Cooper, Stein want U.S. Supreme Court to drop review of Voter ID law

Cooper, Stein want U.S. Supreme Court to drop review of Voter ID law

RALEIGH, NC (AP/WECT) - North Carolina's new Democratic governor and attorney general say they are ending state efforts to persuade the U.S. Supreme Court to revive a GOP-backed voter ID law that was struck down by a lower court, but Republican lawmakers say they will continue pushing for the high court's review.
Former Republican Gov. Pat McCrory last year asked the Supreme Court to review an appeals court ruling that the elections law was unconstitutional because it targeted minority voters with "almost surgical precision" to discourage Democratic support and protect Republican dominance.
Gov. Roy Cooper and Attorney General Josh Stein said Tuesday they're withdrawing the petition for a high court review.

"We need to make it easier for people to exercise their right to vote, not harder, and I will not continue to waste time and money appealing this unconstitutional law," Governor Cooper said in a statement from his office. "It's time for North Carolina to stop fighting for this unfair, unconstitutional law and work instead to improve equal access for voters."

"The right to vote is our most fundamental right," Stein said in an email news release from his office. "Voting is how people hold their government accountable. I support efforts to guarantee fair and honest elections, but those efforts should not be used as an excuse to make it harder for people to vote."

Republican legislative leaders said their attorneys would continue to push for it. The state elections board also could opt to continue.

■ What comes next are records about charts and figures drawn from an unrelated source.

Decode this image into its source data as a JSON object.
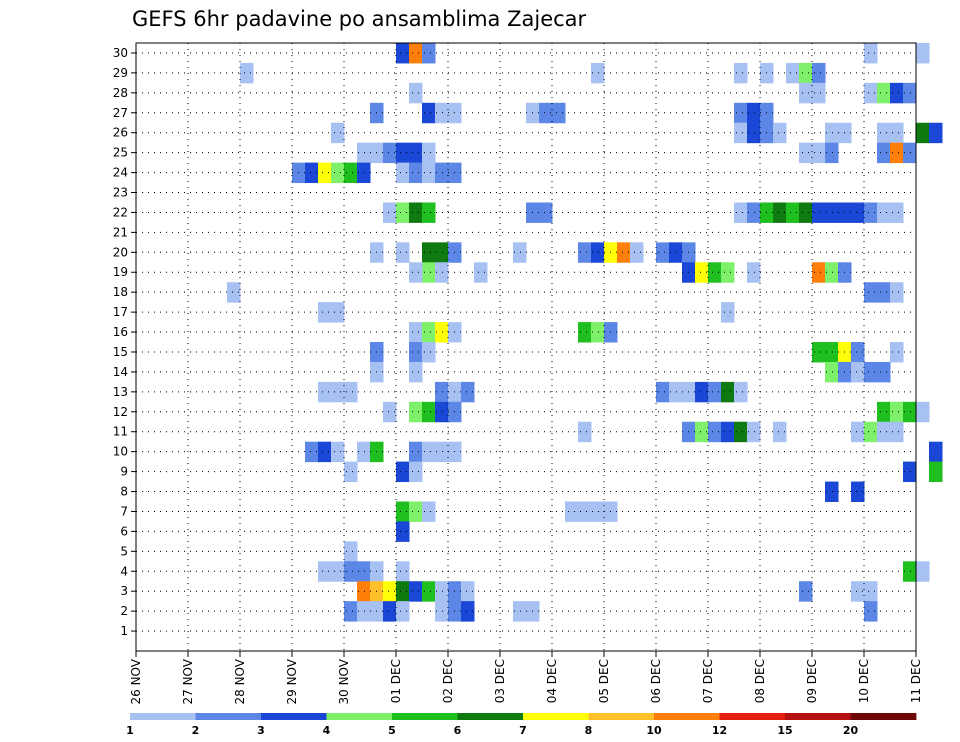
{
  "chart_data": {
    "type": "heatmap",
    "title": "GEFS 6hr padavine po ansamblima Zajecar",
    "y_categories": [
      "1",
      "2",
      "3",
      "4",
      "5",
      "6",
      "7",
      "8",
      "9",
      "10",
      "11",
      "12",
      "13",
      "14",
      "15",
      "16",
      "17",
      "18",
      "19",
      "20",
      "21",
      "22",
      "23",
      "24",
      "25",
      "26",
      "27",
      "28",
      "29",
      "30"
    ],
    "x_tick_labels": [
      "26 NOV",
      "27 NOV",
      "28 NOV",
      "29 NOV",
      "30 NOV",
      "01 DEC",
      "02 DEC",
      "03 DEC",
      "04 DEC",
      "05 DEC",
      "06 DEC",
      "07 DEC",
      "08 DEC",
      "09 DEC",
      "10 DEC",
      "11 DEC"
    ],
    "x_unit": "6hr steps from 26 NOV",
    "x_range": [
      0,
      60
    ],
    "grid": true,
    "colorbar": {
      "labels": [
        "1",
        "2",
        "3",
        "4",
        "5",
        "6",
        "7",
        "8",
        "10",
        "12",
        "15",
        "20"
      ],
      "colors": [
        "#a6c1f2",
        "#5c87e6",
        "#1a47d6",
        "#7ff06a",
        "#1fbf1f",
        "#0f7a0f",
        "#ffff0a",
        "#ffc02a",
        "#ff7f0a",
        "#e62010",
        "#b41010",
        "#6e0808"
      ]
    },
    "cells": [
      {
        "member": 30,
        "t": [
          [
            20,
            1,
            3
          ],
          [
            21,
            1,
            9
          ],
          [
            22,
            1,
            2
          ],
          [
            56,
            1,
            1
          ],
          [
            60,
            1,
            1
          ]
        ]
      },
      {
        "member": 29,
        "t": [
          [
            8,
            1,
            1
          ],
          [
            35,
            1,
            1
          ],
          [
            46,
            1,
            1
          ],
          [
            48,
            1,
            1
          ],
          [
            50,
            1,
            1
          ],
          [
            51,
            1,
            4
          ],
          [
            52,
            1,
            2
          ]
        ]
      },
      {
        "member": 28,
        "t": [
          [
            21,
            1,
            1
          ],
          [
            51,
            2,
            1
          ],
          [
            56,
            1,
            1
          ],
          [
            57,
            1,
            4
          ],
          [
            58,
            1,
            3
          ],
          [
            59,
            1,
            2
          ]
        ]
      },
      {
        "member": 27,
        "t": [
          [
            18,
            1,
            2
          ],
          [
            22,
            1,
            3
          ],
          [
            23,
            2,
            1
          ],
          [
            30,
            1,
            1
          ],
          [
            31,
            2,
            2
          ],
          [
            46,
            1,
            2
          ],
          [
            47,
            1,
            3
          ],
          [
            48,
            1,
            2
          ]
        ]
      },
      {
        "member": 26,
        "t": [
          [
            15,
            1,
            1
          ],
          [
            46,
            1,
            1
          ],
          [
            47,
            1,
            3
          ],
          [
            48,
            1,
            2
          ],
          [
            49,
            1,
            1
          ],
          [
            53,
            2,
            1
          ],
          [
            57,
            2,
            1
          ],
          [
            60,
            1,
            6
          ],
          [
            61,
            1,
            3
          ]
        ]
      },
      {
        "member": 25,
        "t": [
          [
            17,
            2,
            1
          ],
          [
            19,
            1,
            2
          ],
          [
            20,
            2,
            3
          ],
          [
            22,
            1,
            1
          ],
          [
            51,
            2,
            1
          ],
          [
            53,
            1,
            2
          ],
          [
            57,
            1,
            2
          ],
          [
            58,
            1,
            9
          ],
          [
            59,
            1,
            2
          ]
        ]
      },
      {
        "member": 24,
        "t": [
          [
            12,
            1,
            2
          ],
          [
            13,
            1,
            3
          ],
          [
            14,
            1,
            7
          ],
          [
            15,
            1,
            4
          ],
          [
            16,
            1,
            5
          ],
          [
            17,
            1,
            3
          ],
          [
            20,
            1,
            1
          ],
          [
            21,
            1,
            2
          ],
          [
            22,
            1,
            1
          ],
          [
            23,
            2,
            2
          ]
        ]
      },
      {
        "member": 22,
        "t": [
          [
            19,
            1,
            1
          ],
          [
            20,
            1,
            4
          ],
          [
            21,
            1,
            6
          ],
          [
            22,
            1,
            5
          ],
          [
            30,
            2,
            2
          ],
          [
            46,
            1,
            1
          ],
          [
            47,
            1,
            2
          ],
          [
            48,
            1,
            5
          ],
          [
            49,
            1,
            6
          ],
          [
            50,
            1,
            5
          ],
          [
            51,
            1,
            6
          ],
          [
            52,
            4,
            3
          ],
          [
            56,
            1,
            2
          ],
          [
            57,
            2,
            1
          ]
        ]
      },
      {
        "member": 20,
        "t": [
          [
            18,
            1,
            1
          ],
          [
            20,
            1,
            1
          ],
          [
            22,
            2,
            6
          ],
          [
            24,
            1,
            2
          ],
          [
            29,
            1,
            1
          ],
          [
            34,
            1,
            2
          ],
          [
            35,
            1,
            3
          ],
          [
            36,
            1,
            7
          ],
          [
            37,
            1,
            9
          ],
          [
            38,
            1,
            1
          ],
          [
            40,
            1,
            2
          ],
          [
            41,
            1,
            3
          ],
          [
            42,
            1,
            2
          ]
        ]
      },
      {
        "member": 19,
        "t": [
          [
            22,
            1,
            4
          ]
        ]
      },
      {
        "member": 19,
        "t": [
          [
            21,
            1,
            1
          ],
          [
            23,
            1,
            1
          ],
          [
            26,
            1,
            1
          ],
          [
            42,
            1,
            3
          ],
          [
            43,
            1,
            7
          ],
          [
            44,
            1,
            5
          ],
          [
            45,
            1,
            4
          ],
          [
            47,
            1,
            1
          ],
          [
            52,
            1,
            9
          ],
          [
            53,
            1,
            4
          ],
          [
            54,
            1,
            2
          ]
        ]
      },
      {
        "member": 18,
        "t": [
          [
            7,
            1,
            1
          ],
          [
            56,
            2,
            2
          ],
          [
            58,
            1,
            1
          ]
        ]
      },
      {
        "member": 17,
        "t": [
          [
            14,
            2,
            1
          ],
          [
            45,
            1,
            1
          ]
        ]
      },
      {
        "member": 16,
        "t": [
          [
            21,
            1,
            1
          ],
          [
            22,
            1,
            4
          ],
          [
            23,
            1,
            7
          ],
          [
            24,
            1,
            1
          ],
          [
            34,
            1,
            5
          ],
          [
            35,
            1,
            4
          ],
          [
            36,
            1,
            2
          ]
        ]
      },
      {
        "member": 15,
        "t": [
          [
            18,
            1,
            2
          ],
          [
            21,
            1,
            2
          ],
          [
            22,
            1,
            1
          ],
          [
            52,
            2,
            5
          ],
          [
            54,
            1,
            7
          ],
          [
            55,
            1,
            2
          ],
          [
            58,
            1,
            1
          ]
        ]
      },
      {
        "member": 14,
        "t": [
          [
            18,
            1,
            1
          ],
          [
            21,
            1,
            1
          ],
          [
            53,
            1,
            4
          ],
          [
            54,
            1,
            2
          ],
          [
            55,
            1,
            1
          ],
          [
            56,
            2,
            2
          ]
        ]
      },
      {
        "member": 13,
        "t": [
          [
            14,
            3,
            1
          ],
          [
            23,
            1,
            2
          ],
          [
            24,
            1,
            1
          ],
          [
            25,
            1,
            2
          ],
          [
            40,
            1,
            2
          ],
          [
            41,
            2,
            1
          ],
          [
            43,
            1,
            3
          ],
          [
            44,
            1,
            2
          ],
          [
            45,
            1,
            6
          ],
          [
            46,
            1,
            1
          ]
        ]
      },
      {
        "member": 12,
        "t": [
          [
            19,
            1,
            1
          ],
          [
            21,
            1,
            4
          ],
          [
            22,
            1,
            5
          ],
          [
            23,
            1,
            3
          ],
          [
            24,
            1,
            2
          ],
          [
            57,
            1,
            5
          ],
          [
            58,
            1,
            4
          ],
          [
            59,
            1,
            5
          ],
          [
            60,
            1,
            1
          ]
        ]
      },
      {
        "member": 11,
        "t": [
          [
            34,
            1,
            1
          ],
          [
            42,
            1,
            2
          ],
          [
            43,
            1,
            4
          ],
          [
            44,
            1,
            2
          ],
          [
            45,
            1,
            3
          ],
          [
            46,
            1,
            6
          ],
          [
            47,
            1,
            1
          ],
          [
            49,
            1,
            1
          ],
          [
            55,
            1,
            1
          ],
          [
            56,
            1,
            4
          ],
          [
            57,
            2,
            1
          ]
        ]
      },
      {
        "member": 10,
        "t": [
          [
            13,
            1,
            2
          ],
          [
            14,
            1,
            3
          ],
          [
            15,
            1,
            1
          ],
          [
            17,
            1,
            1
          ],
          [
            18,
            1,
            5
          ],
          [
            21,
            1,
            2
          ],
          [
            22,
            3,
            1
          ],
          [
            61,
            1,
            3
          ]
        ]
      },
      {
        "member": 9,
        "t": [
          [
            16,
            1,
            1
          ],
          [
            20,
            1,
            3
          ],
          [
            21,
            1,
            1
          ],
          [
            59,
            1,
            3
          ],
          [
            61,
            1,
            5
          ]
        ]
      },
      {
        "member": 8,
        "t": [
          [
            53,
            1,
            3
          ],
          [
            55,
            1,
            3
          ]
        ]
      },
      {
        "member": 7,
        "t": [
          [
            20,
            1,
            5
          ],
          [
            21,
            1,
            4
          ],
          [
            22,
            1,
            1
          ],
          [
            33,
            4,
            1
          ]
        ]
      },
      {
        "member": 6,
        "t": [
          [
            20,
            1,
            3
          ]
        ]
      },
      {
        "member": 5,
        "t": [
          [
            16,
            1,
            1
          ]
        ]
      },
      {
        "member": 4,
        "t": [
          [
            14,
            1,
            1
          ],
          [
            15,
            1,
            1
          ],
          [
            16,
            1,
            2
          ],
          [
            17,
            1,
            2
          ],
          [
            18,
            1,
            1
          ],
          [
            20,
            1,
            1
          ],
          [
            59,
            1,
            5
          ],
          [
            60,
            1,
            1
          ]
        ]
      },
      {
        "member": 3,
        "t": [
          [
            17,
            1,
            9
          ],
          [
            18,
            1,
            8
          ],
          [
            19,
            1,
            7
          ],
          [
            20,
            1,
            6
          ],
          [
            21,
            1,
            3
          ],
          [
            22,
            1,
            5
          ],
          [
            23,
            1,
            1
          ],
          [
            24,
            1,
            2
          ],
          [
            25,
            1,
            1
          ],
          [
            51,
            1,
            2
          ],
          [
            55,
            2,
            1
          ]
        ]
      },
      {
        "member": 2,
        "t": [
          [
            16,
            1,
            2
          ],
          [
            17,
            1,
            1
          ],
          [
            18,
            1,
            1
          ],
          [
            19,
            1,
            3
          ],
          [
            20,
            1,
            1
          ],
          [
            23,
            1,
            1
          ],
          [
            24,
            1,
            2
          ],
          [
            25,
            1,
            3
          ],
          [
            29,
            2,
            1
          ],
          [
            56,
            1,
            2
          ]
        ]
      },
      {
        "member": 1,
        "t": []
      }
    ]
  }
}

"Roy Cooper's and Josh Stein's desperate and politically-motivated stunt to derail North Carolina's voter ID law is not only illegal, it also raises serious questions about whether they've allowed their own personal and political prejudices and conflicts of interest to cloud their professional judgment," said a joint statement released by Senate Leader Phil Berger (R-Rockingham) and House Speaker Tim Moore (R-Cleveland). "We expect the courts to reject this unethical stunt just as they did when Cooper tried the same trick in the 'Choose Life' license tag case."